Under my models/ (which is defined as my sources path) I have 2 files datalake.yml and orders.sql. datalake.yml looks like this:

version:2
sources:
   - name: datalake
     tables:
        - name: customers
          external:
             location: path/to/storage1 # I got this by from file properties in Azure
             file_format: parquet
          columns:
             - name: id
               data_type: int
               description: "ID"
             - name: ...

My orders.sql table looks like this:

{{config(materialized='table', file_format='parquet', location_root='path/to/storage2')}}
select name, age from {{ source('datalake', 'customers') }}

I'm also using the dbt-external-tables package. Also note that when I run dbt debug everything is fine and I can connect to my database (which happens to be Databricks).

I tried running dbt run-operation stage_external_sources which returns Error: staging external sources is not implemented for the default adapter. When I run dbt run, I get Error: UnresolvedRelation datalake.customers.

Or perhaps I could make use of the hive metastore instead somehow? Any tips on how I could fix this would be highly appreciated!

2

2 Answers

1
votes

This might not yet be available.

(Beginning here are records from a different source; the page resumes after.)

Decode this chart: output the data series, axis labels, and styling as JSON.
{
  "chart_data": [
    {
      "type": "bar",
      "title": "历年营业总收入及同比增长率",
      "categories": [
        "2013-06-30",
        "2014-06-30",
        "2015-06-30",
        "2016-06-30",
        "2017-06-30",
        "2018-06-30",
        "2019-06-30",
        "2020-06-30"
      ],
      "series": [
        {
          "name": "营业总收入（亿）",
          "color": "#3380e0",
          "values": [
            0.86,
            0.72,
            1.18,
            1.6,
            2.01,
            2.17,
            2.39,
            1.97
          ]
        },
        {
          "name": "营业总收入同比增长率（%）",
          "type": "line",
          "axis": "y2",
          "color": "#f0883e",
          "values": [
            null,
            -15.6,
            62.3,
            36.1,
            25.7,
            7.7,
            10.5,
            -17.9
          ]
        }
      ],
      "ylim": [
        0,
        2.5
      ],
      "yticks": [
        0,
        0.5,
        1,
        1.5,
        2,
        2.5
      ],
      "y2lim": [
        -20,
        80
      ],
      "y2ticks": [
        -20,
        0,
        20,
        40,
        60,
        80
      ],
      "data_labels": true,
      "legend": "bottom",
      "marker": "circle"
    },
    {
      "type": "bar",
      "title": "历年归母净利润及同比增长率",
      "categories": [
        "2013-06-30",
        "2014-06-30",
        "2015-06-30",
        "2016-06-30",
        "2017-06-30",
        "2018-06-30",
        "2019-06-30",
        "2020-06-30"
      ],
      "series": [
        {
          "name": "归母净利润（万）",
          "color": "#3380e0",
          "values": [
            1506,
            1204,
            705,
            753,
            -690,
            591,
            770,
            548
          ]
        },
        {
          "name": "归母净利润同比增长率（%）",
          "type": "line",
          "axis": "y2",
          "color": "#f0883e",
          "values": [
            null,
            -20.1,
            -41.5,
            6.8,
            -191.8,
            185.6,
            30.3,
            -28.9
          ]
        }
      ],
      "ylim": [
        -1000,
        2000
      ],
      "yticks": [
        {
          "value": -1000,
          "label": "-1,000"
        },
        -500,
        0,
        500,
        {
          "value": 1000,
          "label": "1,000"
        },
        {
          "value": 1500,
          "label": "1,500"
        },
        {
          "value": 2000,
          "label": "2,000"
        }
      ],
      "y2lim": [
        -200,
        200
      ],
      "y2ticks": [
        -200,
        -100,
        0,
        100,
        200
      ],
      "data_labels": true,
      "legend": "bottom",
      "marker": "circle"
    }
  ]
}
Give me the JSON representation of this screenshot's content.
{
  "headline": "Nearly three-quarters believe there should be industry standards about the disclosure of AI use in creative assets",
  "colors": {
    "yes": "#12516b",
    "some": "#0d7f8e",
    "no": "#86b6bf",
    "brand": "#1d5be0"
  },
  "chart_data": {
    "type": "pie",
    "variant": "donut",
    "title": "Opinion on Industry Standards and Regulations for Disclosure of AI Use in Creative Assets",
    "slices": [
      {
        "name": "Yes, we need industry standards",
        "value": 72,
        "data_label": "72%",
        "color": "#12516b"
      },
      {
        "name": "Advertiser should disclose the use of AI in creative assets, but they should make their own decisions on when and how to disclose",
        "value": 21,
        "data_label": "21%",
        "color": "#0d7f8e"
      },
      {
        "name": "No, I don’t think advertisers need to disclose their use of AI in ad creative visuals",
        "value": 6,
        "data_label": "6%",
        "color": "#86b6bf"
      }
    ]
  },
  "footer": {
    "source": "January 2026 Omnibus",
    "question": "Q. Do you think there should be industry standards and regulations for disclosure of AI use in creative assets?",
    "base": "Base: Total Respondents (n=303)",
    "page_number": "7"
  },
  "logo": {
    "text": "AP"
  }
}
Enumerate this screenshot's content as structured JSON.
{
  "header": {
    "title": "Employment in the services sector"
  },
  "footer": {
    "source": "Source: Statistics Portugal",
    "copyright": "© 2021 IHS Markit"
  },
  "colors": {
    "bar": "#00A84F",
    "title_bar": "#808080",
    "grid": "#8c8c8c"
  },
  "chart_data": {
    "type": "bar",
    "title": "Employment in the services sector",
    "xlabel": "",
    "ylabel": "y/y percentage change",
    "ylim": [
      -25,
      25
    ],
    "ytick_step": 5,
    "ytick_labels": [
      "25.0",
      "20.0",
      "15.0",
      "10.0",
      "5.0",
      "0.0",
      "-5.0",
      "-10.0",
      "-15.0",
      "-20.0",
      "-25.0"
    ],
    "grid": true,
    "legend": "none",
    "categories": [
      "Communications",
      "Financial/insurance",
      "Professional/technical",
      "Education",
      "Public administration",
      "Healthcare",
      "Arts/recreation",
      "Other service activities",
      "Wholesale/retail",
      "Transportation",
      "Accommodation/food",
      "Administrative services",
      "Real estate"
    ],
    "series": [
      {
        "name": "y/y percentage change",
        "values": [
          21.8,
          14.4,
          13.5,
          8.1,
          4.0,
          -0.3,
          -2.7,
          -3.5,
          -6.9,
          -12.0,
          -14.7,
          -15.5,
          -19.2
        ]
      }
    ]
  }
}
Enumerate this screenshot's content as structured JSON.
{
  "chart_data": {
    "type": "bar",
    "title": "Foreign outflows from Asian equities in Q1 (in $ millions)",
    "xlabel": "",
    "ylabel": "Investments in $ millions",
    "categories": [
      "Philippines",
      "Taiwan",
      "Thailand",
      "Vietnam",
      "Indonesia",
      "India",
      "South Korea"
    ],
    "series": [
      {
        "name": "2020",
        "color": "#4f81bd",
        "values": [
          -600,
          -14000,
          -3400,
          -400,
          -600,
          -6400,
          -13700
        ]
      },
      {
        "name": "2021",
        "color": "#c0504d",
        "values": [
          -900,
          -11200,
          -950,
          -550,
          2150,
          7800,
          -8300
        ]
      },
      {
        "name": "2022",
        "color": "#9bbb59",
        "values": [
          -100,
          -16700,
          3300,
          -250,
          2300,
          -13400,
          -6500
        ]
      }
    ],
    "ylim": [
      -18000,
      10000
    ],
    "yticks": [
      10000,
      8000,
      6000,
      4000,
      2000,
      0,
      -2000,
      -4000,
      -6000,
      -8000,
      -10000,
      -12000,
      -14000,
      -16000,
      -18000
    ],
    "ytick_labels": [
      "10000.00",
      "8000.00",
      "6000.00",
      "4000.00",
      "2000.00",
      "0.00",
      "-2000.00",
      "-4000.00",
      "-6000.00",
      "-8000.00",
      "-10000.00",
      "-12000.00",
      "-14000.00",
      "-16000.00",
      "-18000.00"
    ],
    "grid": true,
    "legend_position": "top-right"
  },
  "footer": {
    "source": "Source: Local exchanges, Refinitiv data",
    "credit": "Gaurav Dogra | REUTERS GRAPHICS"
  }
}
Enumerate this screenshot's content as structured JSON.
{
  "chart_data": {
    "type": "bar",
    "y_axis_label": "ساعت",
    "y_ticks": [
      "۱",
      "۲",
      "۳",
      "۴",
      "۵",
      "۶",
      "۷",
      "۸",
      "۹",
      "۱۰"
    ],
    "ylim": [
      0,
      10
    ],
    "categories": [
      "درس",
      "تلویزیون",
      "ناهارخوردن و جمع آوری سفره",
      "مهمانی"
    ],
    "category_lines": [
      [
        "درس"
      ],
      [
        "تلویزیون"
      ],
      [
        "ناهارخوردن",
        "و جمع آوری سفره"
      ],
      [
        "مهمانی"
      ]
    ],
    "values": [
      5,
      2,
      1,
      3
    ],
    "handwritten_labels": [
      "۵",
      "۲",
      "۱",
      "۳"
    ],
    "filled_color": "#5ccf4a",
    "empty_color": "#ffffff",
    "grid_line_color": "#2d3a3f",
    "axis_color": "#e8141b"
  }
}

Looks like it's still an open issue with no dev work so far.

Related issue for dbt-external-tables package repo: Support Spark external tables

Do you have the dependencies from dbt-spark installed?

Here are some relevant issues there:

Spark_connection_url do not contain workspace_id while connecting to databricks

Support Delta Lake format

I realize those aren't exactly help with the easy dbt-external-tables use-case but it looks like development is still on-going to support the azure databricks / datalake stack.

Gonna try to dig into this a bit more later because this is a use-case that's relevant to me also.

1
votes

I help maintain both the dbt-spark plugin and the dbt-external-tables package. I can confirm that their interoperability is still preliminary, and I'd strongly welcome contributions to improve it. I don't think it's a big lift, though one of the challenges is the fact that Spark/Databricks supports two different create external table syntaxes (as noted in that issue).

FWIW I see that you specified path/to/storage as the external location of your source and the location_root config of your orders model. The former is the place to read data from, and the latter is the place to materialize the model as a table. I wasn't sure if you meant that to represent the same placeholder or different ones.

Edit: TIL that you can select from some file types directly in SparkSQL as select * from filetype.filepath. I believe you could register a source like:

version:2
sources:
 - name: datalake
   schema: parquet
   tables:
     - name: customers
       identifier: "path/to/storage1"
       quoting:
         identifier: true

This means you could have templated code like:

select * from {{ source('datalake', 'customers') }}

Which will resolve to:

select * from parquet.`path/to/storage1`